Worried I was about to lose myself to tears, I pulled my attention back to his face, searching for comfort. For strength to keep it together in the few precious moments we still had.

“I realized something while we’ve been here this week,” he began, lifting his eyes from the ground, his espresso-brown irises locking on me, “and I feel like it’s important I say it out loud. Share it with you, so I can move forward.”

This felt like a big-deal moment, and my panic intensified. Was he sharing this because he was worried he may not make it home alive? With my words lodged in my throat, I only managed a nod.

“This isn’t easy for me to tell you.” He peered off to the side as if he could find answers or strength in the woods. “The day I got the tattoo on my back was also the same day I confronted the man I’d become. I’d spun out of control, and needed to find answers where I could, including my encounters with women. Sex stopped being about connections. It became about power, dominance, and release.”

His words coaxed more chills, and neither the blanket nor his jacket could keep me warm at his admission.

“I realized I had to be in control going forward. To feel in power because”—he closed his eyes—“I’d given over almost all of the control in my marriage to Rebecca. So much so I’d wound up losing most of myself. I resented her while we were married. Blamed her for pushing me to make decisions I didn’t agree with and for becoming someone I couldn’t look at in the mirror. Seconds before she died, I told her over the phone I hated her.” He’d sped through the rest, and I let the blanket fall, prepared to go to him.

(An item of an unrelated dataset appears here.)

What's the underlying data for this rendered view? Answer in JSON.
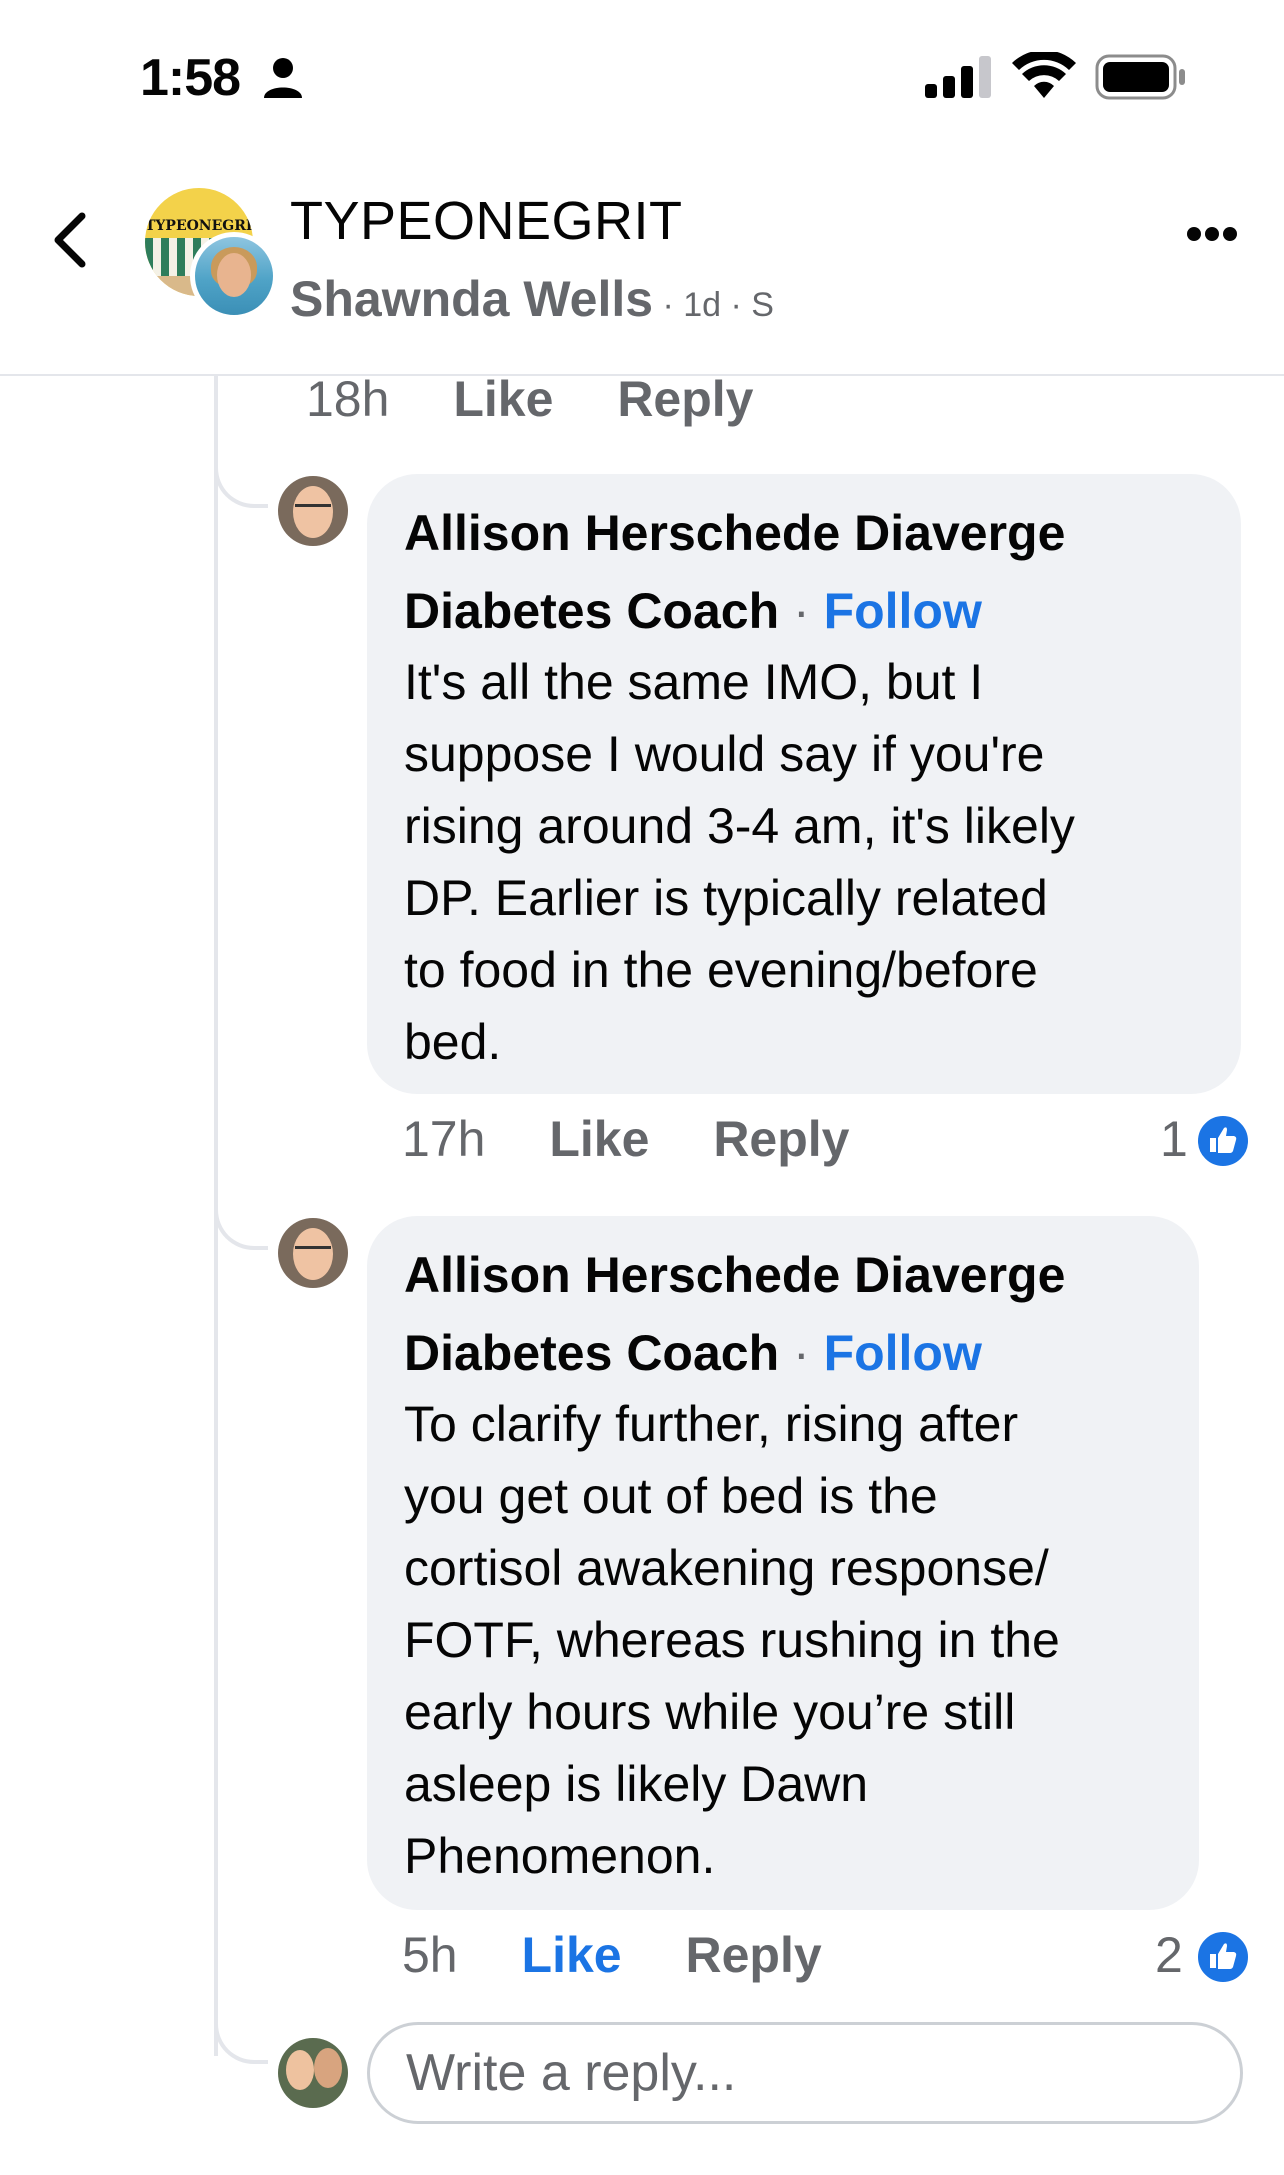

Sensing my reaction, he opened his eyes and held up his palm, a request to wait and hear him out before I came to him. “I didn’t realize until this week, until being with you, what it was like to be someone’s equal. And Christ, it feels so fucking good.”

Holy shit. My heart. I couldn’t not go to him now. I nearly tripped trying to get to him, too, but he caught me as I launched myself forward, hurling myself against him. I buried my face against his chest, and he held on to me.

After a few minutes of just coexisting, he continued, “I finally figured out this week why I married a woman like Rebecca, a woman who was all wrong for me. I had issues with my mother, ones I never recognized before.” His heartbeat pounded into my ear, and I knew this was probably one of the hardest conversions he’d ever had. “Growing up, my mother dictated everything that ever happened in our family, right down to not letting us have a dog. Dad would’ve named him Dallas.” He paused for a moment, emotion choking him up. “The man was so in love with her, though, he let her walk all over him. He took up smoking, most likely to cope with the side effects that came with loving a woman like her, and lung cancer eventually stole him from the both of us.”

I lifted my chin to peer up at him, and his eyes were once again squeezed closed. “I’m so sorry,” I whispered, a few of his tears hitting my face.

“My father had always been obsessed with time, worried he wouldn’t have enough to do everything he’d hoped to do in life,” he continued, his voice still strained, and if I could possibly squeeze him any tighter, I would’ve.